Will Japan’s gaming industry be a boom or a bust?

10 TRENDS: Rating the Rising Sun

Japan may look like it will be a sleeping giant in 2019, but the upcoming year may prove to be the most critical year in Japan’s march toward integrated resort development. Japan took a major step forward this year with the passage of the IR Implementation Bill and the Basic Bill on Gambling Addictions Countermeasures.

Next year will be one of the more critical years in the process as Japan contemplates the largest land-based gaming opportunity since Singapore in the mid-2000s. While outside observers may not see significant progress, a regulatory framework will be established in 2019 that will likely include more than 300 regulations. These regulations will determine the true market potential and scope of Japan’s three integrated resorts.

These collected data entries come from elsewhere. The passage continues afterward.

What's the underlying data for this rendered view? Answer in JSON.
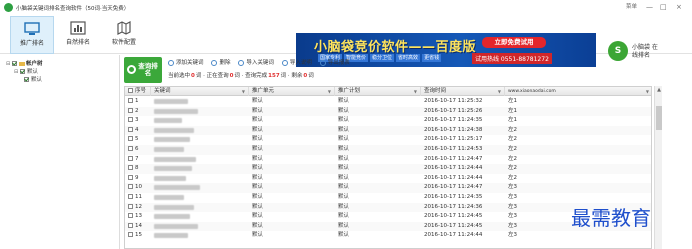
{
  "window": {
    "title": "小脑袋关键词排名查询软件（50词·当天免费）",
    "controls": [
      "菜单",
      "—",
      "□",
      "×"
    ]
  },
  "nav": [
    {
      "label": "推广排名",
      "icon": "monitor-icon",
      "active": true
    },
    {
      "label": "自然排名",
      "icon": "bar-chart-icon",
      "active": false
    },
    {
      "label": "软件配置",
      "icon": "config-icon",
      "active": false
    }
  ],
  "banner": {
    "title": "小脑袋竞价软件——百度版",
    "tags": [
      "国家专利",
      "智能竞价",
      "稳分卫位",
      "省时高效",
      "更省钱"
    ],
    "cta": "立即免费试用",
    "phone": "试用热线 0551-88781272"
  },
  "logo": {
    "text": "小脑袋 在线排名",
    "mark": "S"
  },
  "tree": {
    "root": "帐户树",
    "child": "默认",
    "leaf": "默认"
  },
  "query_button": {
    "label": "查询排名"
  },
  "toolbar": {
    "items": [
      "添加关键词",
      "删除",
      "导入关键词",
      "导入说明",
      "导出报表"
    ]
  },
  "status": {
    "prefix": "当前选中",
    "selected": "0",
    "mid1": "词 · 正在查询",
    "querying": "0",
    "mid2": "词 · 查询完成",
    "done": "157",
    "mid3": "词 · 剩余",
    "remaining": "0",
    "suffix": "词"
  },
  "table": {
    "columns": [
      "序号",
      "关键词",
      "推广单元",
      "推广计划",
      "查询时间",
      "www.xiaonaodai.com"
    ],
    "rows": [
      {
        "idx": "1",
        "unit": "默认",
        "plan": "默认",
        "time": "2016-10-17 11:25:32",
        "rank": "左1"
      },
      {
        "idx": "2",
        "unit": "默认",
        "plan": "默认",
        "time": "2016-10-17 11:25:26",
        "rank": "左1"
      },
      {
        "idx": "3",
        "unit": "默认",
        "plan": "默认",
        "time": "2016-10-17 11:24:35",
        "rank": "左1"
      },
      {
        "idx": "4",
        "unit": "默认",
        "plan": "默认",
        "time": "2016-10-17 11:24:38",
        "rank": "左2"
      },
      {
        "idx": "5",
        "unit": "默认",
        "plan": "默认",
        "time": "2016-10-17 11:25:17",
        "rank": "左2"
      },
      {
        "idx": "6",
        "unit": "默认",
        "plan": "默认",
        "time": "2016-10-17 11:24:53",
        "rank": "左2"
      },
      {
        "idx": "7",
        "unit": "默认",
        "plan": "默认",
        "time": "2016-10-17 11:24:47",
        "rank": "左2"
      },
      {
        "idx": "8",
        "unit": "默认",
        "plan": "默认",
        "time": "2016-10-17 11:24:44",
        "rank": "左2"
      },
      {
        "idx": "9",
        "unit": "默认",
        "plan": "默认",
        "time": "2016-10-17 11:24:44",
        "rank": "左2"
      },
      {
        "idx": "10",
        "unit": "默认",
        "plan": "默认",
        "time": "2016-10-17 11:24:47",
        "rank": "左3"
      },
      {
        "idx": "11",
        "unit": "默认",
        "plan": "默认",
        "time": "2016-10-17 11:24:35",
        "rank": "左3"
      },
      {
        "idx": "12",
        "unit": "默认",
        "plan": "默认",
        "time": "2016-10-17 11:24:36",
        "rank": "左3"
      },
      {
        "idx": "13",
        "unit": "默认",
        "plan": "默认",
        "time": "2016-10-17 11:24:45",
        "rank": "左3"
      },
      {
        "idx": "14",
        "unit": "默认",
        "plan": "默认",
        "time": "2016-10-17 11:24:45",
        "rank": "左3"
      },
      {
        "idx": "15",
        "unit": "默认",
        "plan": "默认",
        "time": "2016-10-17 11:24:44",
        "rank": "左3"
      }
    ]
  },
  "watermark": "最需教育",
  "colors": {
    "accent_green": "#3ba83a",
    "banner_blue": "#1558b7",
    "alert_red": "#e03030"
  }
}
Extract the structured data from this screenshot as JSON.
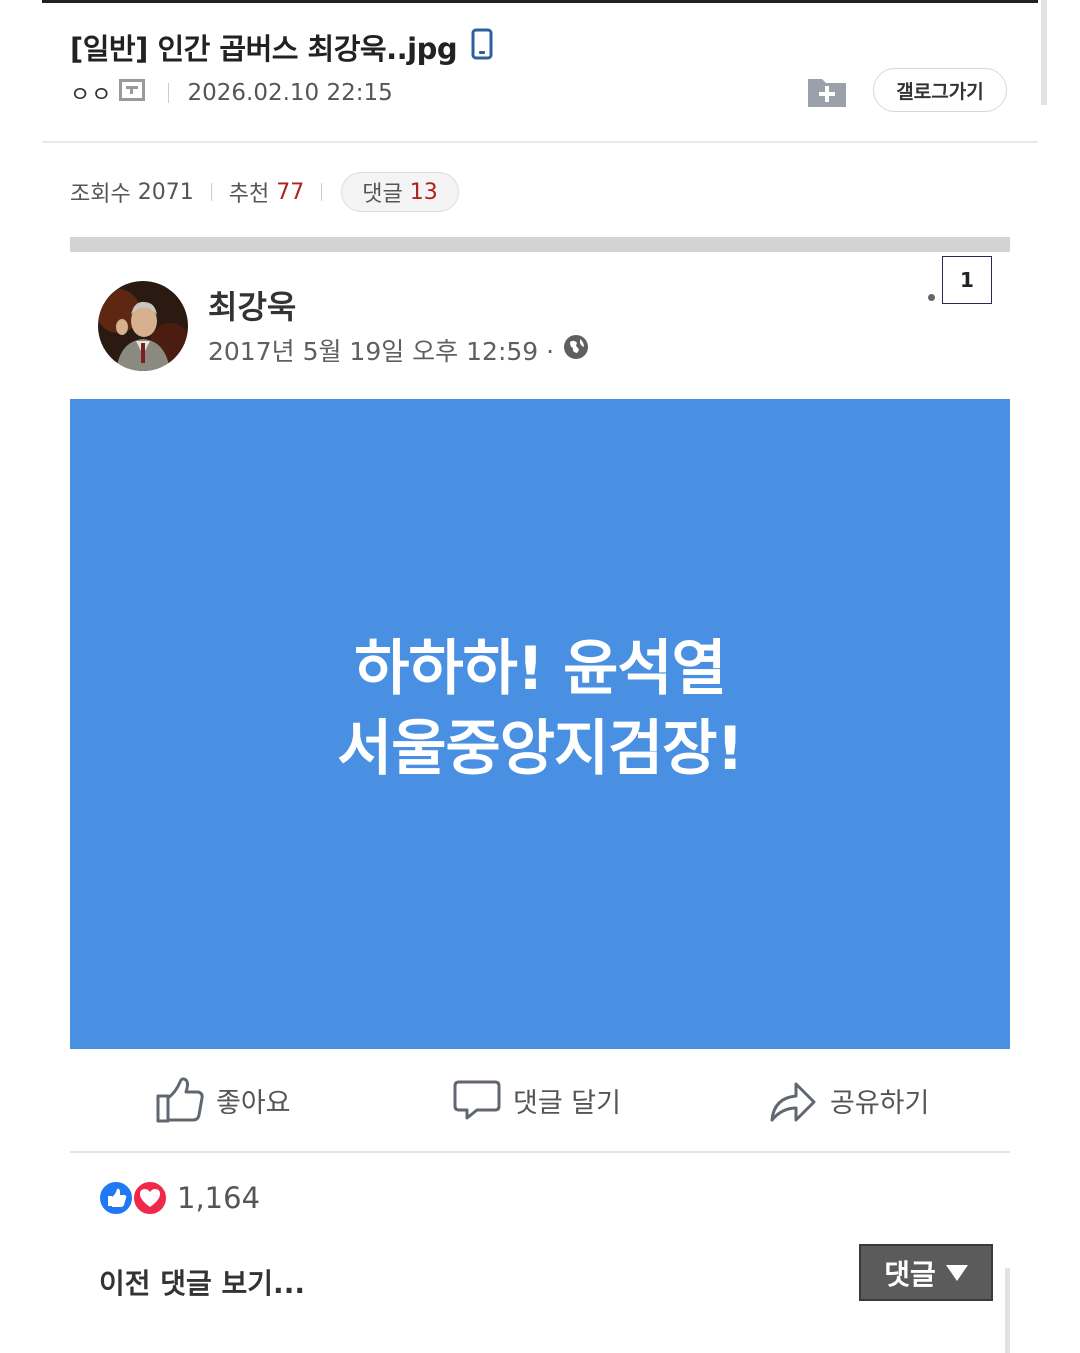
{
  "post": {
    "title": "[일반] 인간 곱버스 최강욱..jpg",
    "author": "ㅇㅇ",
    "date": "2026.02.10 22:15",
    "gallery_button": "갤로그가기"
  },
  "stats": {
    "views_label": "조회수",
    "views": "2071",
    "recommend_label": "추천",
    "recommend": "77",
    "comments_label": "댓글",
    "comments": "13"
  },
  "fb": {
    "name": "최강욱",
    "date": "2017년 5월 19일 오후 12:59 ·",
    "page_number": "1",
    "text_line1": "하하하! 윤석열",
    "text_line2": "서울중앙지검장!",
    "panel_color": "#4a90e2",
    "actions": {
      "like": "좋아요",
      "comment": "댓글 달기",
      "share": "공유하기"
    },
    "reactions_count": "1,164",
    "prev_comments": "이전 댓글 보기..."
  },
  "comment_tab": {
    "label": "댓글"
  },
  "colors": {
    "accent_red": "#b0201f",
    "fb_blue": "#4a90e2"
  }
}
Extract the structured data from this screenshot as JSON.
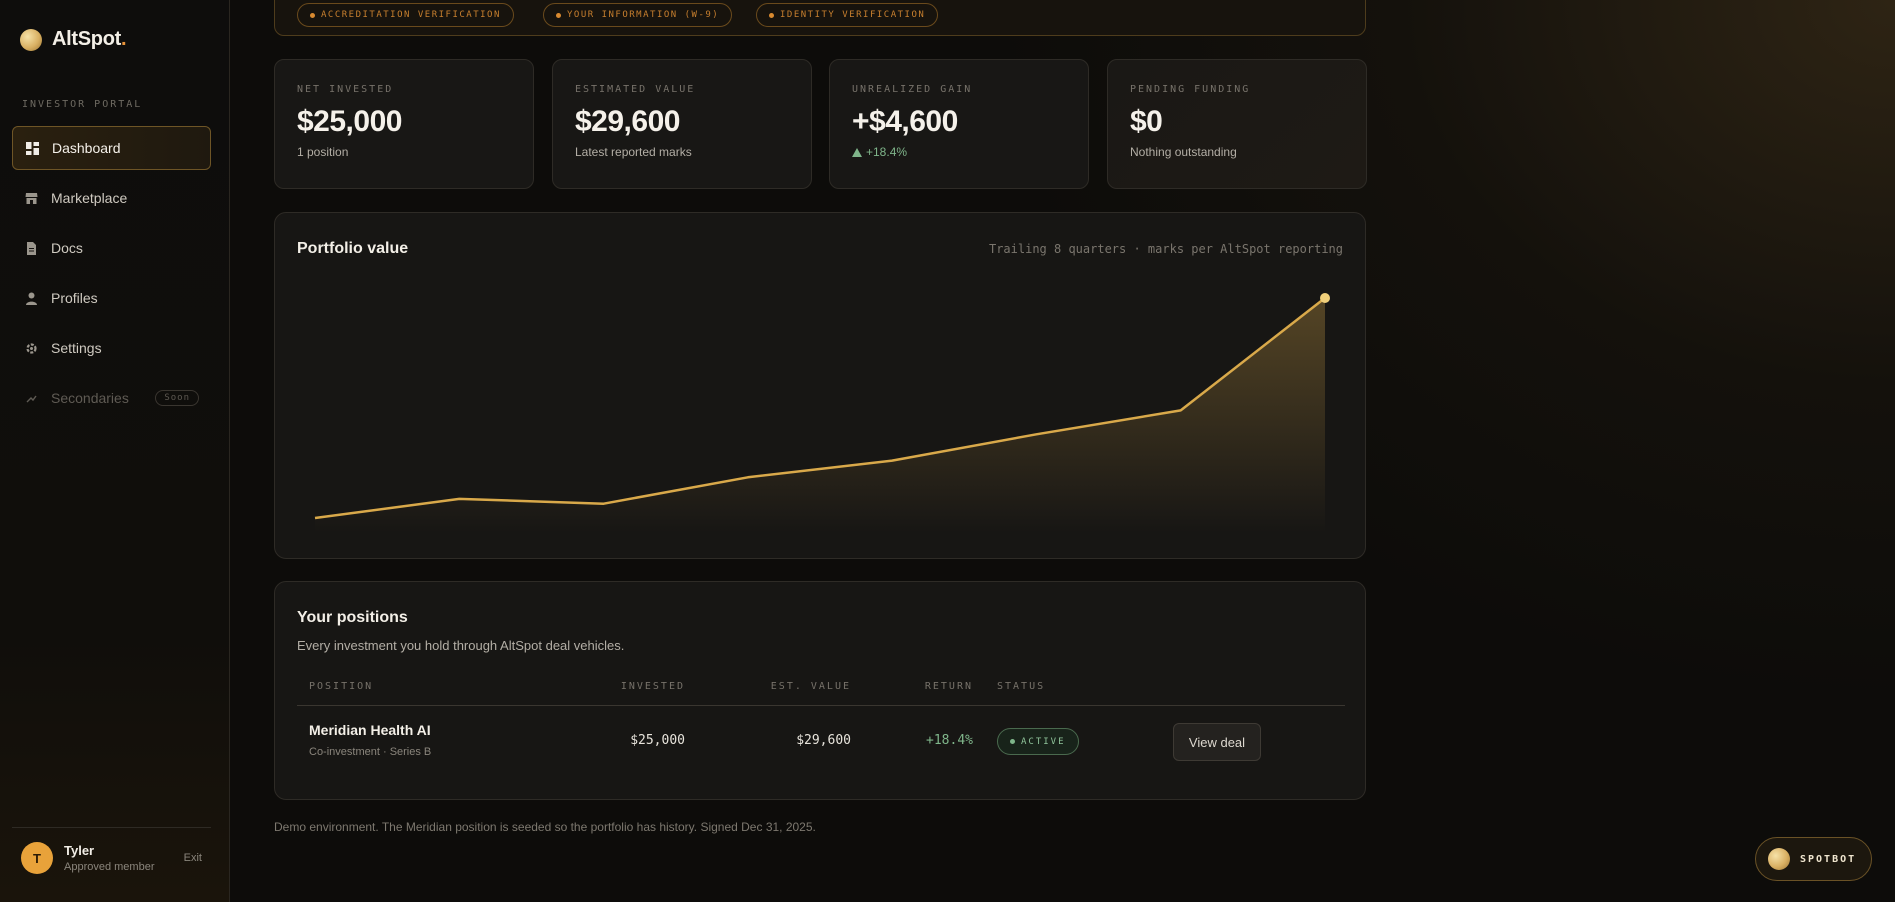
{
  "brand": {
    "name": "AltSpot",
    "dot": "."
  },
  "sidebar": {
    "section_label": "INVESTOR PORTAL",
    "items": [
      {
        "label": "Dashboard",
        "icon": "dashboard-icon",
        "active": true
      },
      {
        "label": "Marketplace",
        "icon": "store-icon"
      },
      {
        "label": "Docs",
        "icon": "document-icon"
      },
      {
        "label": "Profiles",
        "icon": "person-icon"
      },
      {
        "label": "Settings",
        "icon": "gear-icon"
      },
      {
        "label": "Secondaries",
        "icon": "trend-icon",
        "disabled": true,
        "badge": "Soon"
      }
    ],
    "user": {
      "initial": "T",
      "name": "Tyler",
      "role": "Approved member",
      "exit": "Exit"
    }
  },
  "checklist": {
    "pills": [
      "ACCREDITATION VERIFICATION",
      "YOUR INFORMATION (W-9)",
      "IDENTITY VERIFICATION"
    ]
  },
  "stats": [
    {
      "label": "NET INVESTED",
      "value": "$25,000",
      "sub": "1 position"
    },
    {
      "label": "ESTIMATED VALUE",
      "value": "$29,600",
      "sub": "Latest reported marks"
    },
    {
      "label": "UNREALIZED GAIN",
      "value": "+$4,600",
      "sub": "+18.4%"
    },
    {
      "label": "PENDING FUNDING",
      "value": "$0",
      "sub": "Nothing outstanding"
    }
  ],
  "portfolio_chart": {
    "title": "Portfolio value",
    "note": "Trailing 8 quarters · marks per AltSpot reporting"
  },
  "chart_data": {
    "type": "area",
    "title": "Portfolio value",
    "xlabel": "",
    "ylabel": "",
    "x": [
      1,
      2,
      3,
      4,
      5,
      6,
      7,
      8
    ],
    "values": [
      25000,
      25400,
      25300,
      25850,
      26200,
      26750,
      27250,
      29600
    ],
    "ylim": [
      25000,
      29600
    ],
    "grid": false,
    "color": "#d9a94a"
  },
  "positions": {
    "title": "Your positions",
    "subtitle": "Every investment you hold through AltSpot deal vehicles.",
    "headers": {
      "position": "POSITION",
      "invested": "INVESTED",
      "est_value": "EST. VALUE",
      "return": "RETURN",
      "status": "STATUS"
    },
    "rows": [
      {
        "name": "Meridian Health AI",
        "meta": "Co-investment · Series B",
        "invested": "$25,000",
        "est_value": "$29,600",
        "return": "+18.4%",
        "status": "ACTIVE",
        "action": "View deal"
      }
    ]
  },
  "footnote": "Demo environment. The Meridian position is seeded so the portfolio has history. Signed Dec 31, 2025.",
  "spotbot": {
    "label": "SPOTBOT"
  },
  "colors": {
    "accent": "#d9a94a",
    "gain": "#7fb58a",
    "warning": "#c77f2e"
  }
}
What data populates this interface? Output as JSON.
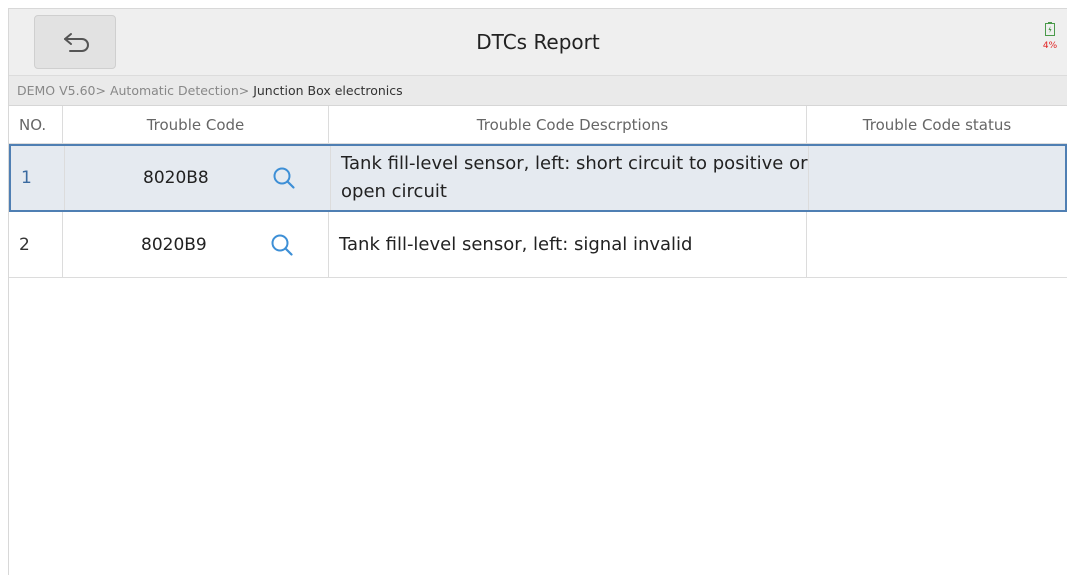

While some groups initially put forth obscure estimates that the market would be as large as US$40 billion, the opportunity continues to be further refined with the passage of the IR Implementation Bill, which imposed the following key regulatory items:

  • A 30 percent tax rate that is split between the national government and the host prefecture/city.
  • A ¥6,000 (US$52.75) entrance fee for locals that is also split between the national government and the host prefecture/city.
  • A 3 percent cap on casino floor space within the IR.
  • A limit on the number of visits patrons may make to an IR: three visits on a weekly basis with a maximum of 10 within a month. This regulation also requires that local Japanese use their “My Number” card for entry into the casino.

As Japan’s Casino Control Commission contemplates the items included within the 300-plus regulations, over 20 operators will continue to show interest in the opportunity and over half of Japan’s prefectures will continue to position themselves as the best host markets. As more potential regulation is uncovered, the market’s true potential will be further understood. Responsible operators will need to pay close attention throughout the year to understand the details and legislative intent behind the IR Implementation Bill and lobby to help formulate any regulations that are made in the coming year.

Interested parties will begin handicapping the potential location of each IR opportunity and either fine-tune, reposition or implement a ground game to position themselves for each opportunity.

While many companies have opened offices in Tokyo, Osaka, Sasebo, Tomakomai and other locations, this coming year will be instrumental as operators begin to develop and formalize partnerships and relationships at the local level while formulating their IR teams. Many of the larger operators will continue to enhance the teams they already have in place, but those operators that are just entering the market’s ground game phase will need to make up for lost time.

Responsible gaming measures will also be a key consideration in 2019. As these plans are still being developed by the government, stakeholders will work to ensure that any responsible gaming programs in Japan are evidence-based and should focus on all (IR-based and non-IR-based) forms of gambling including pachinko and pachislot. This process will also require the training of professionals to address the small percentage of the population that may develop a problem with gambling to make sure a safety net is available.

While the first integrated resort in Japan will not likely open until at least 2025, 2018 will prove to be a defining year in determining the future of the market. The partnership between the Japanese government and potential operators will be key in determining the future success of what will likely be Asia’s second biggest gaming market. All of this will be a catalyst in establishing an extremely competitive RFP process into 2020. Let the race begin.